9. Inventory summer necessities early and plan your budget accordingly.
Before summer begins, check bathing suits, water shoes, sunscreen, bug spray, bubbles, chalk, bike tires, helmet fit, pool toys and other gear that gets regular use in the summer. I usually do this when I am putting away heavy coats and snow gear for storage.
Some Plans from our 11 Weeks of Summer!
Here are screenshots of my summer schedule and checklist. Today we’re finishing up week 1. You’ll notice that weeks occurring later in the summer are less planned out. I’ll be adjusting our activities and plans as we get closer to the dates, as I like to know the weeks weather before I finalize plans. (I make checklists like this in the app Notion, a great note-taking application that I use for all of my writing, both personal and work related.)
Being a “Stoner Mom” in the summer
A big issue for stoner parents during the summer is figuring out consumption. I tend to be the type that will just refrain from smoking pot if kids are anywhere nearby, even if it would do us all better for me to use it. As I’ve mentioned many times before, taking your meds isn’t always a simple thing for the mentally ill, and so I often find myself glumly going through the motions of adulting without taking the time to properly take my meds, not a good thing.
Last summer I had a nice schedule where I would wake and bake for a good 15 minutes on the back deck before getting into the days tasks, but since I went off antidepressants and replaced them with CBD therapy, I’m finding a daily stoner session to be less important to me. I think that this summer my daily consumption will stay quite low, and that I’ll mostly save smoke sessions for discreet hits while cooking dinner, and night sessions after the kids are in bed.
Occasionally, I do need to medicate during the day. If I’m having any anxiety or depression, or if I’m about to embark on a particularly stressful activity with the kids, sometimes I really do need to force myself to make the time to medicate.
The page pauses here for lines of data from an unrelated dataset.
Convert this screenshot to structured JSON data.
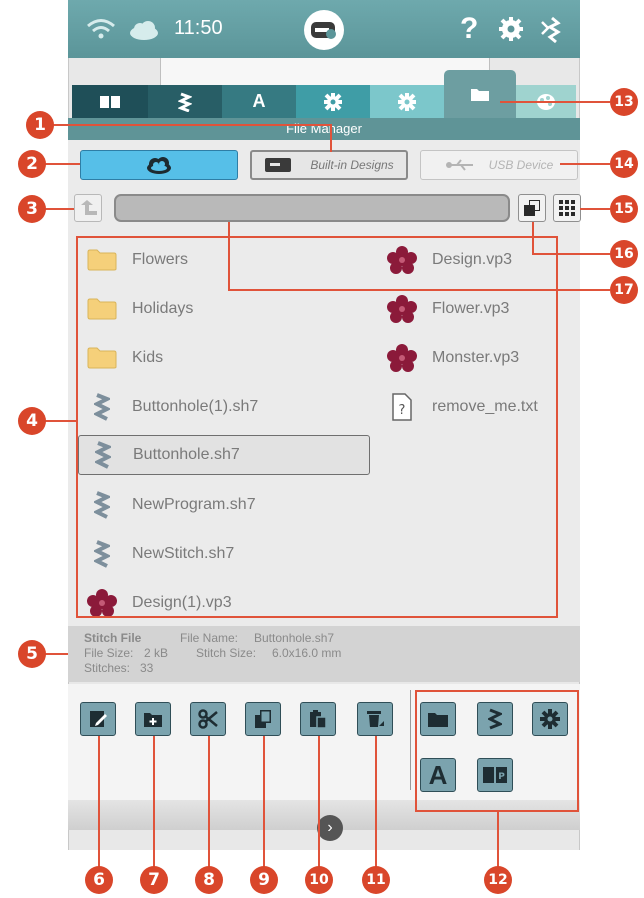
{
  "status": {
    "time": "11:50",
    "help": "?"
  },
  "header": {
    "title": "File Manager"
  },
  "sources": {
    "builtin_label": "Built-in Designs",
    "usb_label": "USB Device"
  },
  "files": [
    {
      "name": "Flowers",
      "icon": "folder-icon"
    },
    {
      "name": "Holidays",
      "icon": "folder-icon"
    },
    {
      "name": "Kids",
      "icon": "folder-icon"
    },
    {
      "name": "Buttonhole(1).sh7",
      "icon": "stitch-icon"
    },
    {
      "name": "Buttonhole.sh7",
      "icon": "stitch-icon",
      "selected": true
    },
    {
      "name": "NewProgram.sh7",
      "icon": "stitch-icon"
    },
    {
      "name": "NewStitch.sh7",
      "icon": "stitch-icon"
    },
    {
      "name": "Design(1).vp3",
      "icon": "flower-icon"
    },
    {
      "name": "Design.vp3",
      "icon": "flower-icon"
    },
    {
      "name": "Flower.vp3",
      "icon": "flower-icon"
    },
    {
      "name": "Monster.vp3",
      "icon": "flower-icon"
    },
    {
      "name": "remove_me.txt",
      "icon": "unknown-file-icon"
    }
  ],
  "info": {
    "type": "Stitch File",
    "file_name_label": "File Name:",
    "file_name": "Buttonhole.sh7",
    "file_size_label": "File Size:",
    "file_size": "2 kB",
    "stitch_size_label": "Stitch Size:",
    "stitch_size": "6.0x16.0 mm",
    "stitches_label": "Stitches:",
    "stitches": "33"
  },
  "tabs": [
    {
      "name": "book-icon"
    },
    {
      "name": "stitch-icon"
    },
    {
      "name": "letter-a-icon",
      "label": "A"
    },
    {
      "name": "settings-icon"
    },
    {
      "name": "machine-settings-icon"
    },
    {
      "name": "folder-icon"
    },
    {
      "name": "palette-icon"
    }
  ],
  "toolbar": {
    "left": [
      "edit-icon",
      "new-folder-icon",
      "cut-icon",
      "copy-icon",
      "paste-icon",
      "delete-icon"
    ],
    "quick": [
      "folder-icon",
      "stitch-icon",
      "settings-icon",
      "letter-a-icon",
      "p-book-icon"
    ],
    "quick_letter": "A",
    "quick_book_letter": "P"
  },
  "callouts": [
    "1",
    "2",
    "3",
    "4",
    "5",
    "6",
    "7",
    "8",
    "9",
    "10",
    "11",
    "12",
    "13",
    "14",
    "15",
    "16",
    "17"
  ],
  "colors": {
    "accent": "#5b9599",
    "callout": "#d9462a",
    "tool": "#7ba3ae",
    "design": "#8b1a3a"
  }
}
Rather than taking a smoke break, I use micro-dosing with either edibles or concentrate-filled vapor cartridges. Both methods are incredibly discreet, odorless, and can be done without children being the wiser.
Micro-dosing takes advantage of the medicinal effects of cannabis and THC, without the psychoactive effects (I’m never “stoned” when using low doses of THC). One of my absolute favorite tips is to always have 5mg or 10mg THC breath mints on hand. I can pop these anywhere for fast and discreet relief. There are a few brands of these types of low dose mint edibles on the market in legal states. My favorites are Lucky Edibles mints because they’re delicious, effective, and my friend who works for them gets them to me for free haha. If you are lucky enough to be in a legal state, I definitely recommend finding some low dose edibles for an easy way to medicate without modeling smoking or similar in front of children.
I hope some of these tips are helpful for my fellow responsible cannabis-using parents out there! If this summer is going to be anything like life in general, it’s going to go by fast and before we know it we’ll be dropping off kids on the first day of a new school year. Good luck on your cannabis journey, this summer and beyond!